From the LaPerm parent, the Skookum inherits a curly coat. This coat could be long or short, and since it the LaPerm is a form of Rex, and Rexes are known for not shedding very much, the Skookum tends to be a low-shedding cat. Longhaired cats tend to have a loosely curled coat which stands away from the body. In fact, you should be able to feel the skin as you run your hands through the coat of a longhaired Skookum. Shorthaired cats have the same type of coat, except that it is difficult to feel the skin, simply because the hair is just that much shorter. Grooming these cats is easy, since the coat does not usually mat. These cats love to be brushed, so any necessary grooming is made that much simpler.

The Skookum is agile and athletic, despite having a cobby body and shortened legs. In general, the body has an appearance very much like any other cat, with the exception of the legs. The head is slightly rounded with higher-set cheekbones and a medium muzzle. The nose is medium-long with a slight stop right between the eyes. The ears are medium to large, very large at the base, and quite high set. The eyes are shaped like walnuts and shine with an inner brilliance that makes this cat very attractive as a pet.

These cats can come in many colors. Some are colorpoints, others are solid color. There are tabbies, bicolors, and spotted Skookums. At the moment, the Skookum can come in any color present in the Munchkin or LaPerm lines. However, there is currently an effort to standardize the colors of the Skookum coat.

Skookums tend to be very affectionate and sweet. Despite their somewhat awkward appearance, these cats are confident, self-assured, outgoing, and curious. This can lead them into trouble sometimes as they explore where they should not. Their playfulness rivals that of any other breed, and their shortened legs do not seem to hamper them at all. They can run, jump, and climb as well as any other cat, and will often dash off to hide in their own version of hide-and-seek.
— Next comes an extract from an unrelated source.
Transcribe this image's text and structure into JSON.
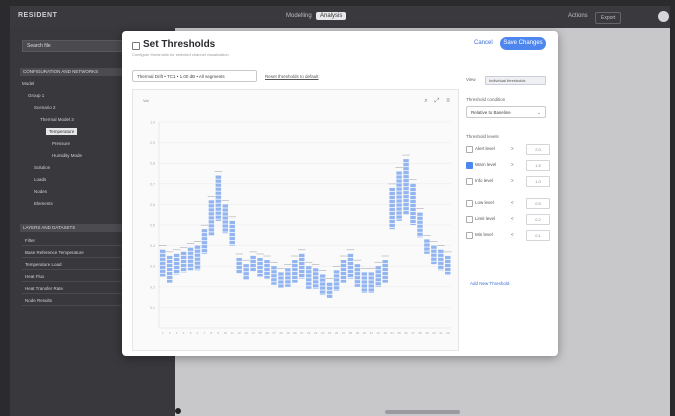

This cat was created in the 1990s by Roy Galusha. It wasn’t long before other breeders from the United States, England, New Zealand, and Australia joined the breeding program. Today, there are many breeders throughout the world who are committed to establishing this unique breed. However, the Skookum cannot be considered ready for global recognition until the Munchkin and LaPerm are not longer necessary to maintain breeding programs.

The Skookum is recognized by the International Cat Association (TICA) as an experimental breed. The Dwarf Cat Association (TDCA) also considers them experimental. This breed has recently obtained recognition by the Rare and Exotic Feline Registry (REFR) and the Catz Incorporated, which is the national registry for cats in New Zealand. Currently, it is only in Australia and New Zealand that the Skookum may be shown as a breed in its own right. It may be that the Skookum will eventually achieve recognition by associations around the world, but as with most hybrid breeds, this takes a great deal of time.

The Skookum makes a wonderful pet and is highly intelligent. However, they are quite rare and incredibly expensive. There is also much variation in appearance between different Skookums. Eventually, if they are recognized as a breed by associations such as TICA, a breed standard will have to be developed.